Kershaw County School District, which returned Aug. 5, is already reporting more than 120 students and more than 20 staff with COVID-19, resulting in the quarantine of more than 600 students.

Eckard recommends what she calls the “COVID trifecta” to reduce the spread of the virus: hand hygiene, physical distancing and masks.

Masks are effective and safe – in fact, they’re one of the most important mitigation tools we have, she said.

“I know it’s become a very contentious issue, and I wish it weren’t that way. We've been wearing masks in medicine and putting masks on immunocompromised children for many decades,” she said.

Masks do not cause a buildup of carbon dioxide. Even people with pulmonary disease can wear cloth or surgical masks, and studies show no difference in the amount of carbon dioxide in their bodies, she added.

“I continually look at all of the data, every study that comes out, and masks in general are extremely safe for the majority of people, including children, and they are highly effective in preventing respiratory droplet spread,” Eckard said.

“You're not trying to prevent single viral particles from going through; you’re trying to prevent the escape of large respiratory droplets that contain millions of copies of the virus in them."

Allison Eckard, M.D.

Viruses ride along inside these respiratory droplets, which are expelled when people cough, sneeze, talk, shout or sing. Data have shown that after one minute of speaking loudly, respiratory droplets – with virus inside – can linger in the air for another eight minutes, she said.

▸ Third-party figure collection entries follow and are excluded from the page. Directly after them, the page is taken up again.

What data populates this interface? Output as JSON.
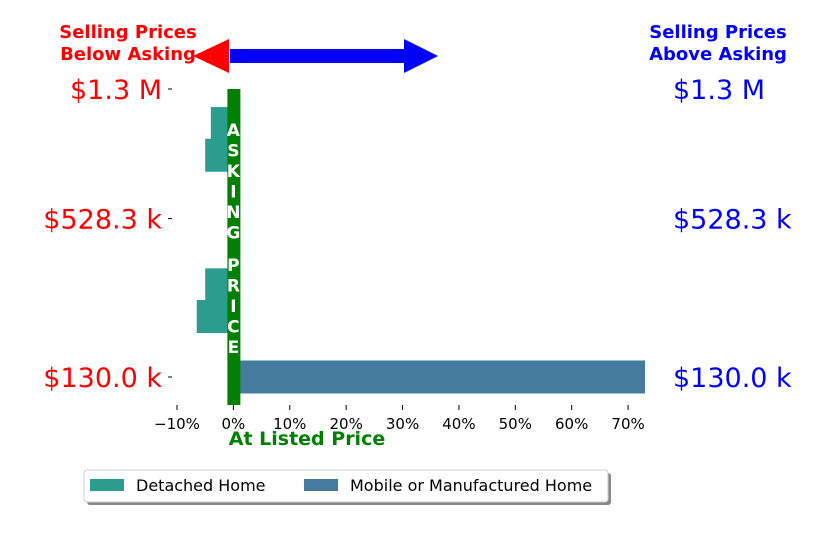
{
  "header": {
    "below_label_line1": "Selling Prices",
    "below_label_line2": "Below Asking",
    "above_label_line1": "Selling Prices",
    "above_label_line2": "Above Asking"
  },
  "colors": {
    "below": "#ff0000",
    "above": "#0000ff",
    "asking": "#008000",
    "detached": "#2a9d8f",
    "mobile": "#457b9d"
  },
  "center_text": "ASKING PRICE",
  "chart_data": {
    "type": "bar",
    "orientation": "horizontal",
    "xlabel": "At Listed Price",
    "xlim": [
      -0.1,
      0.73
    ],
    "xticks": [
      -0.1,
      0,
      0.1,
      0.2,
      0.3,
      0.4,
      0.5,
      0.6,
      0.7
    ],
    "xtick_labels": [
      "−10%",
      "0%",
      "10%",
      "20%",
      "30%",
      "40%",
      "50%",
      "60%",
      "70%"
    ],
    "price_levels": [
      {
        "label": "$1.3 M",
        "position": 1.0
      },
      {
        "label": "$528.3 k",
        "position": 0.55
      },
      {
        "label": "$130.0 k",
        "position": 0.0
      }
    ],
    "series": [
      {
        "name": "Detached Home",
        "bars": [
          {
            "position": 0.88,
            "value": -0.04
          },
          {
            "position": 0.77,
            "value": -0.05
          },
          {
            "position": 0.32,
            "value": -0.05
          },
          {
            "position": 0.21,
            "value": -0.065
          }
        ]
      },
      {
        "name": "Mobile or Manufactured Home",
        "bars": [
          {
            "position": 0.0,
            "value": 0.73
          }
        ]
      }
    ],
    "legend": {
      "placement": "bottom",
      "entries": [
        "Detached Home",
        "Mobile or Manufactured Home"
      ]
    }
  }
}
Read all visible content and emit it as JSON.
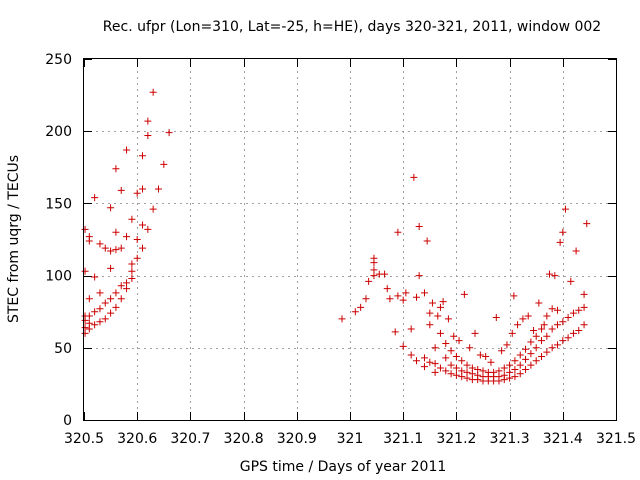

Thus, it’s important that an infected person keep those respiratory droplets contained within his or her own mask as much as possible and that uninfected people wear masks to try to block entry to their noses and mouths.

“You're not trying to prevent single viral particles from going through; you’re trying to prevent the escape of large respiratory droplets that contain millions of copies of the virus in them,” she explained.

Even cloth masks are effective, although two or three layers is better, she said.

“I really encourage everybody to put them on. I know they’re not fun. Hopefully we can move past this and get to a better place,” she said.

It is very important for kids to be in school, she said, and some of the children who are most vulnerable to this disease are also the same ones who need to be in school because of the services they receive there, like meals or speech therapy, or because they didn’t fare well with virtual learning.

Eckard noted that of the almost 100 children admitted to MUSC Shawn Jenkins Children’s Hospital because of COVID-19 since the beginning of the pandemic, many had underlying conditions like diabetes, sickle cell disease, obesity or an immune system condition. However, the hospital has also treated otherwise healthy children, and of that group, the most vulnerable have been those less than 2 years old, she said.

Nearly all of the hospital’s cases of MIS-C, a rare but serious, often life-threatening, inflammatory condition that occurs post-infection, have occurred in healthy children, and most didn’t even know they had been infected with COVID, she said.

Eckard hopes that people will take this surge seriously and take proper precautions to reduce the spread of the disease and therefore hospitalizations and deaths.

“It’s not about fearmongering,” she said. “It’s about being realistic that the more kids who have COVID, the more kids who will have severe COVID and will have to be admitted to the hospital.”